Momentum untuk menghafal lebih serius itu muncul, juga karena pada saat saya baru beberapa bulan sekolah menengah dan mondok di An-Nur, bapak saya meninggal dunia. Sedangkan sebelumnya, saya sering mendapatkan semacam “tantangan” dari bapak untuk menghafalkan al-Qur’an yang membangkitkan keinginan untuk melakukan semacam pembuktian bahwa saya juga bisa. Biasanya karena saya melakukan kesalahan yang membuat bapak sangat kecewa, seperti kebut-kebutan motor sampai menabrak ayam atau bahkan pernah sekali menyerempet orang sampai terluka. Namun, waktu itu semangat menghafal masih sering padam, timbul tenggelam, dan kembali ke titik rendah. Belum bisa istiqamah yang membuat hafalan kembali berkurang, bahkan hilang.
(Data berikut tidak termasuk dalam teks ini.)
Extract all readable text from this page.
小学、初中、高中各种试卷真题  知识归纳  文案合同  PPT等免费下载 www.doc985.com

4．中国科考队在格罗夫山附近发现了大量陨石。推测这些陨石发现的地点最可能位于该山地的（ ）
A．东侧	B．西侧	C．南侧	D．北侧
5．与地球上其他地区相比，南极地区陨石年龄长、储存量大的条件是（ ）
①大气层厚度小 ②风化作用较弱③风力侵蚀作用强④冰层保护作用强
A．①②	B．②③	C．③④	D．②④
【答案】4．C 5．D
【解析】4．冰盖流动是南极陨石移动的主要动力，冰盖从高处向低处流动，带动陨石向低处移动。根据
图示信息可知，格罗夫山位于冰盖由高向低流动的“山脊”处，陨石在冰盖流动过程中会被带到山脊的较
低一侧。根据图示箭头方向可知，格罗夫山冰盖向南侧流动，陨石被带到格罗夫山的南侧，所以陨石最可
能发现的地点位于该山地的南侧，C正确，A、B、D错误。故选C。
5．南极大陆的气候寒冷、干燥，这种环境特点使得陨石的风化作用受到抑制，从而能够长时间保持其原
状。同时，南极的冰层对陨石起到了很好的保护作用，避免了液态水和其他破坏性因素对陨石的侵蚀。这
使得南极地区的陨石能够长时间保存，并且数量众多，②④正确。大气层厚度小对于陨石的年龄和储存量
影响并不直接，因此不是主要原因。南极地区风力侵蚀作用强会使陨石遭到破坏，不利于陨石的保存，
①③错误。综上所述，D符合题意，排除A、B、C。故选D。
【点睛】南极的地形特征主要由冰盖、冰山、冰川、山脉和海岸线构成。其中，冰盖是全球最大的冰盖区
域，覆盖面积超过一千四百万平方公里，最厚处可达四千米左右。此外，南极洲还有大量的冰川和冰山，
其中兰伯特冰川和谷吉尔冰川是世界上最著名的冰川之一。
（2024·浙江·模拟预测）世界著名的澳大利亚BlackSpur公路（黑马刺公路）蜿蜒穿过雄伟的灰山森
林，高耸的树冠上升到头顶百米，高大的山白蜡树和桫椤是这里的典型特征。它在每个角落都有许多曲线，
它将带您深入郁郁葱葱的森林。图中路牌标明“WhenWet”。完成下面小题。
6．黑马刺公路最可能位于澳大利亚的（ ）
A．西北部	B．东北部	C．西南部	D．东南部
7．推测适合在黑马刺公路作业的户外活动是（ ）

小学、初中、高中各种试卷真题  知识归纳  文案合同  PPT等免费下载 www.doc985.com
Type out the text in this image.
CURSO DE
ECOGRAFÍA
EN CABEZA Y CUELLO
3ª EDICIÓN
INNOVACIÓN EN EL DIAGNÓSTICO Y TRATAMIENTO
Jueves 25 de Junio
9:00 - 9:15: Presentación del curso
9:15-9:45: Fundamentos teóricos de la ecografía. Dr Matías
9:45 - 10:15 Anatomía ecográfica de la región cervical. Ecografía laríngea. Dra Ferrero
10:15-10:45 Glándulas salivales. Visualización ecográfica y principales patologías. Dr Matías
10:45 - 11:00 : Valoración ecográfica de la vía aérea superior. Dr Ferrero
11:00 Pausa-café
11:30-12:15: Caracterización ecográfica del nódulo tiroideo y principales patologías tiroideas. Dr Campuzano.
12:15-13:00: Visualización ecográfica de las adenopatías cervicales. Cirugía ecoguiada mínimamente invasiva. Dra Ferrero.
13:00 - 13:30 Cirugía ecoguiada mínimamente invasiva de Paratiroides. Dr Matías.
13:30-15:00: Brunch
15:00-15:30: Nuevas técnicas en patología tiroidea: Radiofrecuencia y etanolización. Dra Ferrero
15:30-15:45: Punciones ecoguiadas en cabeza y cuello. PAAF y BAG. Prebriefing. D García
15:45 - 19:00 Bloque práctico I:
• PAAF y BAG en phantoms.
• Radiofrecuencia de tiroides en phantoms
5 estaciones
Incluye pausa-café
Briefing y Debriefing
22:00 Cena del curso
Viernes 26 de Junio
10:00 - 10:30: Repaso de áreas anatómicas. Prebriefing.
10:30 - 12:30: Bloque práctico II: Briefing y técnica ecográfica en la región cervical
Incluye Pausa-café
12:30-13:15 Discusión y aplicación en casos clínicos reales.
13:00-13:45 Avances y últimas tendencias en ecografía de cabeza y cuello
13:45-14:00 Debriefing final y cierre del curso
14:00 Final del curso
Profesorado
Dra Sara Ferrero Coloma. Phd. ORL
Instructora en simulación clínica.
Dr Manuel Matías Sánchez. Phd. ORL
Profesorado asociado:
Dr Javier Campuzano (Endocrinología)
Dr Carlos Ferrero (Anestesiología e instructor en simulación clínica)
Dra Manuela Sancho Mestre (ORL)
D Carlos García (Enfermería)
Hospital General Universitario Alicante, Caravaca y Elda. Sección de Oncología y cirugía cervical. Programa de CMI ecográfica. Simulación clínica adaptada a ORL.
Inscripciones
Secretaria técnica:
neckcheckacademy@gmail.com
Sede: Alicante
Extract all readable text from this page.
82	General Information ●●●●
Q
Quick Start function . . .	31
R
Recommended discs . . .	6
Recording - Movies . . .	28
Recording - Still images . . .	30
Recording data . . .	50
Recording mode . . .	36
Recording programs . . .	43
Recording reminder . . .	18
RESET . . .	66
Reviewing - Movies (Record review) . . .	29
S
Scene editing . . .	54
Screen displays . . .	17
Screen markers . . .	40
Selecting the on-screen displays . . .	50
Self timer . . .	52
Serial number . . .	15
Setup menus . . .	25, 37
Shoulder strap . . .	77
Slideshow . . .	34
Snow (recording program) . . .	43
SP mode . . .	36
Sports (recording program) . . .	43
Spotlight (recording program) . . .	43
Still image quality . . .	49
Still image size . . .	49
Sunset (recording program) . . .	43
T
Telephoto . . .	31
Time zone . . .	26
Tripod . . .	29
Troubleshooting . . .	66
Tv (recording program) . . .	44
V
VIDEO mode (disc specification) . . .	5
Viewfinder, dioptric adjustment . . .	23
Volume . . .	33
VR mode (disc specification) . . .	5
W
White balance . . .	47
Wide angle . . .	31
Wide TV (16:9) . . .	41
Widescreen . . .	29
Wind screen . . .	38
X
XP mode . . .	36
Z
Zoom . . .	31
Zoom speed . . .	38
Di Pesantren an-Nur inilah, saya menemukan semangat yang tak lagi pernah padam. Semangat menghafalkan al-Qur’an bahkan bisa dikatakan berkobar-kobar dan mengalahkan lapar, ngantuk, sakit perut, dan juga takut. Lapar kalah itu wajar, karena saat menjadi santri, makan dijatah oleh Bu Kamil, pemilik warung sebelah, tak bisa nambah. Sebab, uang kiriman dari rumah juga tidak nambah. Uang lebih hanya cukup untuk membeli sandal jepit KASOGI yang saya ukir suku kata “MO” di kiri dan “NASH” di kanan agar tidak dighashab. Ngantuk kalah, karena setelah pengajian yang berakhir pukul 21.00 harus muraja’ah sampai target minimal 6 juz atau setara 6 juz terlampaui. Sakit perut karena seringkali harus menahan kentut, karena ingin selalu berada dalam keadaan punya wudlu, tetapi malas ke kamar mandi. Bahkan pada waktu inilah, saya mengidap ambeyen parah sampai berdarah-darah. Namun, tidak terasa dan hanya baru saya ketahui saat istinja’. Saya kemudian harus mengonsumsi Ambeven yang saat itu paling terkenal sebagai obatnya. Mengalahkan takut karena seringkali saya mencari tempat sunyi untuk muraja’ah, dan yang paling sunyi adalah di makam Mbah Sambu atau minimal makam Mbah Kiai Ma’shoem dan Mbah Nyai Nuriyah yang keduanya merupakan guru utama Ibu saya, di samping Masjid Jami’ Lasem. Jarak dari Pesantren An-Nur tidak begitu jauh. Jalan kaki tidak sampai 7 menit. Duduk di sini bisa sampai lewat tengah malam. Saat itu, tahun 1994-1997, tempat dan penerangan lingkungan makam belum sebaik sekarang dan para santri sering menceritakan “mitos” keberadaan singa di makam Mbah Sambu. Walaupun saya sudah memaksakan diri untuk tidak percaya, dan menganggap itu omong kosong belaka, tapi kadang-kadang sering menghantui pikiran juga sehingga membuat bulu kuduk berdiri.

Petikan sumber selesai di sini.